The thought blanched the wine flush from Jared’s lean cheeks, and he reached for a restorative gulp.
“God, what a thought!” he said, gasping as he set the cup down. “But I think it’s all right,” he said, reassuring himself. “The port’s half unloaded already. But I’d best speak to the captain, anyway,” he added, frowning. “I’ll have him pay the men off as soon as the loading’s finished—and if anyone looks ill, they can have their wages and leave at once.” He turned decisively and shot out of the room, pausing at the door just long enough to call over his shoulder, “Order some supper!” before disappearing down the stair with a clatter like a small herd of elephants.
I turned to Jamie, who was staring bemusedly into his undrunk cup of wine.
“He shouldn’t do that!” I exclaimed. “If he has got smallpox on board, he could spread it all over the city by sending men off with it.”
Jamie nodded slowly.
“Then I suppose we’ll hope he hasna got it,” he observed mildly.
I turned uncertainly toward the door. “But…shouldn’t we do something? I could at least go have a look at his men. And tell them what to do with the bodies of the men from the other ship…”
“Sassenach.” The deep voice was still mild, but held an unmistakable note of warning.
“What?” I turned back to find him leaning forward, regarding me levelly over the rim of his cup. He looked at me thoughtfully for a minute before speaking.

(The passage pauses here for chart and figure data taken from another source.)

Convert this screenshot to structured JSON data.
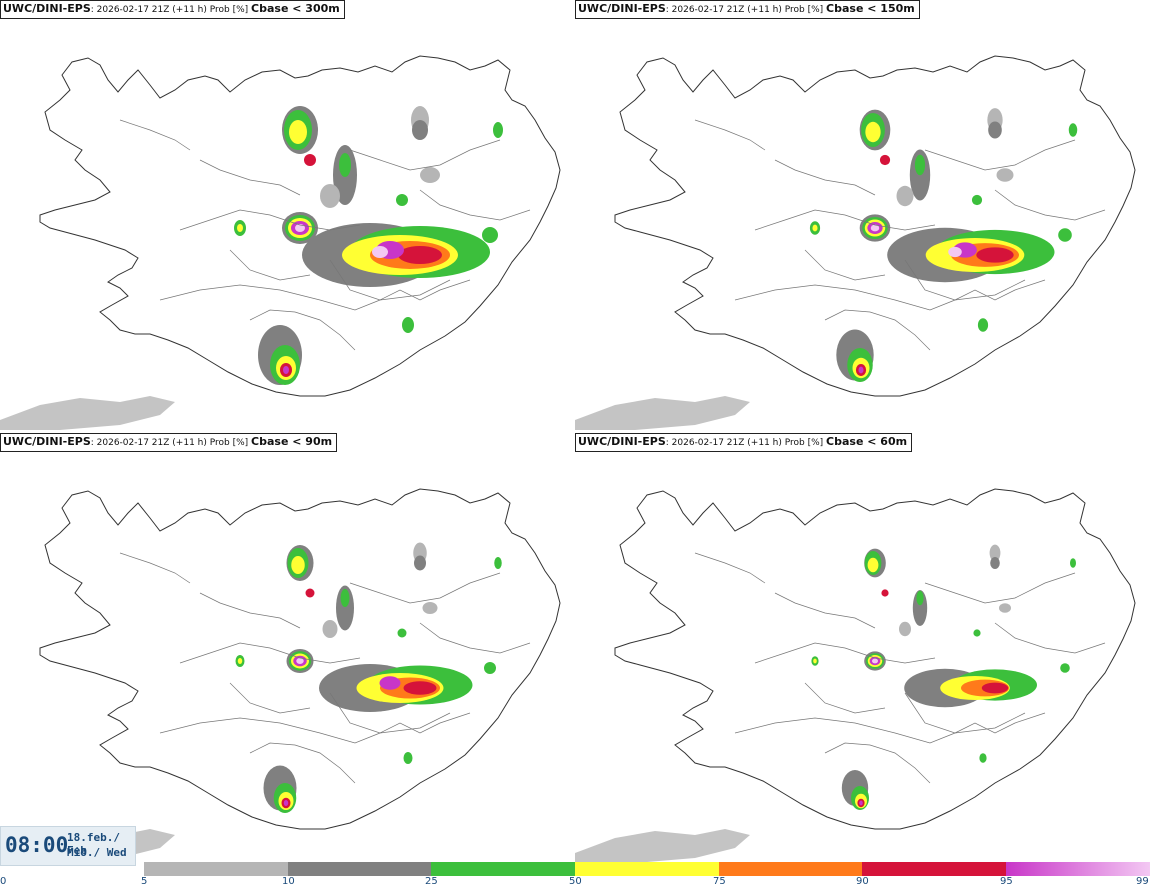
{
  "panels": [
    {
      "model": "UWC/DINI-EPS",
      "run": ": 2026-02-17 21Z (+11 h) Prob [%]",
      "threshold": "Cbase < 300m"
    },
    {
      "model": "UWC/DINI-EPS",
      "run": ": 2026-02-17 21Z (+11 h) Prob [%]",
      "threshold": "Cbase < 150m"
    },
    {
      "model": "UWC/DINI-EPS",
      "run": ": 2026-02-17 21Z (+11 h) Prob [%]",
      "threshold": "Cbase < 90m"
    },
    {
      "model": "UWC/DINI-EPS",
      "run": ": 2026-02-17 21Z (+11 h) Prob [%]",
      "threshold": "Cbase < 60m"
    }
  ],
  "valid": {
    "time": "08:00",
    "date_line1": "18.feb./ Feb",
    "date_line2": "Mið./ Wed"
  },
  "legend": {
    "ticks": [
      "0",
      "5",
      "10",
      "25",
      "50",
      "75",
      "90",
      "95",
      "99"
    ],
    "colors": {
      "c5": "#b5b5b5",
      "c10": "#808080",
      "c25": "#3cbf3c",
      "c50": "#ffff33",
      "c75": "#ff7a1a",
      "c90": "#d5133a",
      "c95": "#c836c8",
      "c99": "#f3c8f3"
    }
  }
}
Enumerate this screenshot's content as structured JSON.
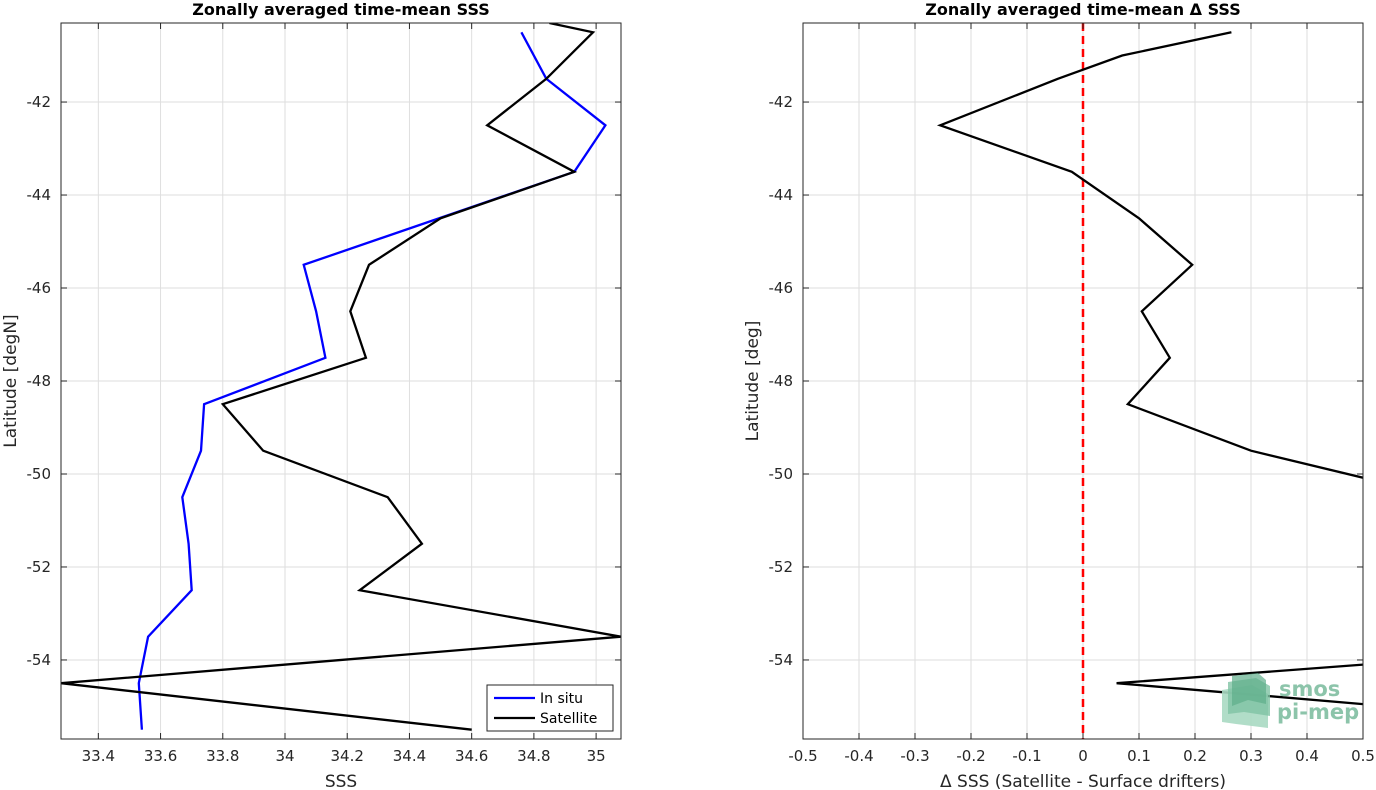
{
  "chart_data": [
    {
      "type": "line",
      "title": "Zonally averaged time-mean SSS",
      "xlabel": "SSS",
      "ylabel": "Latitude [degN]",
      "xlim": [
        33.28,
        35.08
      ],
      "ylim": [
        -55.7,
        -40.3
      ],
      "xticks": [
        33.4,
        33.6,
        33.8,
        34,
        34.2,
        34.4,
        34.6,
        34.8,
        35
      ],
      "xtick_labels": [
        "33.4",
        "33.6",
        "33.8",
        "34",
        "34.2",
        "34.4",
        "34.6",
        "34.8",
        "35"
      ],
      "yticks": [
        -42,
        -44,
        -46,
        -48,
        -50,
        -52,
        -54
      ],
      "ytick_labels": [
        "-42",
        "-44",
        "-46",
        "-48",
        "-50",
        "-52",
        "-54"
      ],
      "grid": true,
      "legend_position": "bottom-right",
      "series": [
        {
          "name": "In situ",
          "color": "#0000ff",
          "x": [
            34.76,
            34.84,
            35.03,
            34.93,
            34.06,
            34.1,
            34.13,
            33.74,
            33.73,
            33.67,
            33.69,
            33.7,
            33.56,
            33.53,
            33.53,
            33.54
          ],
          "y": [
            -40.5,
            -41.5,
            -42.5,
            -43.5,
            -45.5,
            -46.5,
            -47.5,
            -48.5,
            -49.5,
            -50.5,
            -51.5,
            -52.5,
            -53.5,
            -54.5,
            -54.5,
            -55.5
          ]
        },
        {
          "name": "Satellite",
          "color": "#000000",
          "x": [
            34.85,
            34.99,
            34.84,
            34.65,
            34.93,
            34.5,
            34.27,
            34.21,
            34.26,
            33.8,
            33.93,
            34.33,
            34.44,
            34.24,
            35.08,
            33.28,
            34.6
          ],
          "y": [
            -40.3,
            -40.5,
            -41.5,
            -42.5,
            -43.5,
            -44.5,
            -45.5,
            -46.5,
            -47.5,
            -48.5,
            -49.5,
            -50.5,
            -51.5,
            -52.5,
            -53.5,
            -54.5,
            -55.5
          ]
        }
      ]
    },
    {
      "type": "line",
      "title": "Zonally averaged time-mean Δ SSS",
      "xlabel": "Δ SSS (Satellite - Surface drifters)",
      "ylabel": "Latitude [deg]",
      "xlim": [
        -0.5,
        0.5
      ],
      "ylim": [
        -55.7,
        -40.3
      ],
      "xticks": [
        -0.5,
        -0.4,
        -0.3,
        -0.2,
        -0.1,
        0,
        0.1,
        0.2,
        0.3,
        0.4,
        0.5
      ],
      "xtick_labels": [
        "-0.5",
        "-0.4",
        "-0.3",
        "-0.2",
        "-0.1",
        "0",
        "0.1",
        "0.2",
        "0.3",
        "0.4",
        "0.5"
      ],
      "yticks": [
        -42,
        -44,
        -46,
        -48,
        -50,
        -52,
        -54
      ],
      "ytick_labels": [
        "-42",
        "-44",
        "-46",
        "-48",
        "-50",
        "-52",
        "-54"
      ],
      "grid": true,
      "reference_line": {
        "x": 0,
        "color": "#ff0000",
        "style": "dashed"
      },
      "series": [
        {
          "color": "#000000",
          "x": [
            0.265,
            0.07,
            -0.045,
            -0.255,
            -0.02,
            0.1,
            0.195,
            0.105,
            0.155,
            0.08,
            0.3,
            0.5
          ],
          "y": [
            -40.5,
            -41.0,
            -41.5,
            -42.5,
            -43.5,
            -44.5,
            -45.5,
            -46.5,
            -47.5,
            -48.5,
            -49.5,
            -50.08
          ]
        },
        {
          "color": "#000000",
          "x": [
            0.5,
            0.06,
            0.5
          ],
          "y": [
            -54.1,
            -54.5,
            -54.95
          ]
        }
      ]
    }
  ],
  "logo": {
    "line1": "smos",
    "line2": "pi-mep",
    "color": "#8cc4aa"
  }
}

“D’ye think what we’ve set ourselves to do is important, Sassenach?”
My hand dropped from the door handle.
“Stopping the Stuarts from starting a rising in Scotland? Yes, of course I do. Why do you ask?”
He nodded, patient as an instructor with a slow pupil.
“Aye, well. If ye do, then you’ll come here, sit yourself down, and drink wine wi’ me until Jared comes back. And if ye don’t…” He paused and blew out a long breath that stirred the ruddy wave of hair above his forehead.
“If ye don’t, then you’ll go down to a quay full of seamen and merchants who think women near ships are the height of ill luck, who are already spreading gossip that you’ve put a curse on St. Germain’s ship, and you’ll tell them what they must do. With luck, they’ll be too afraid of ye to rape you before they cut your throat and toss you in the harbor, and me after you. If St. Germain himself doesna strangle you first. Did ye no see the look on his face?”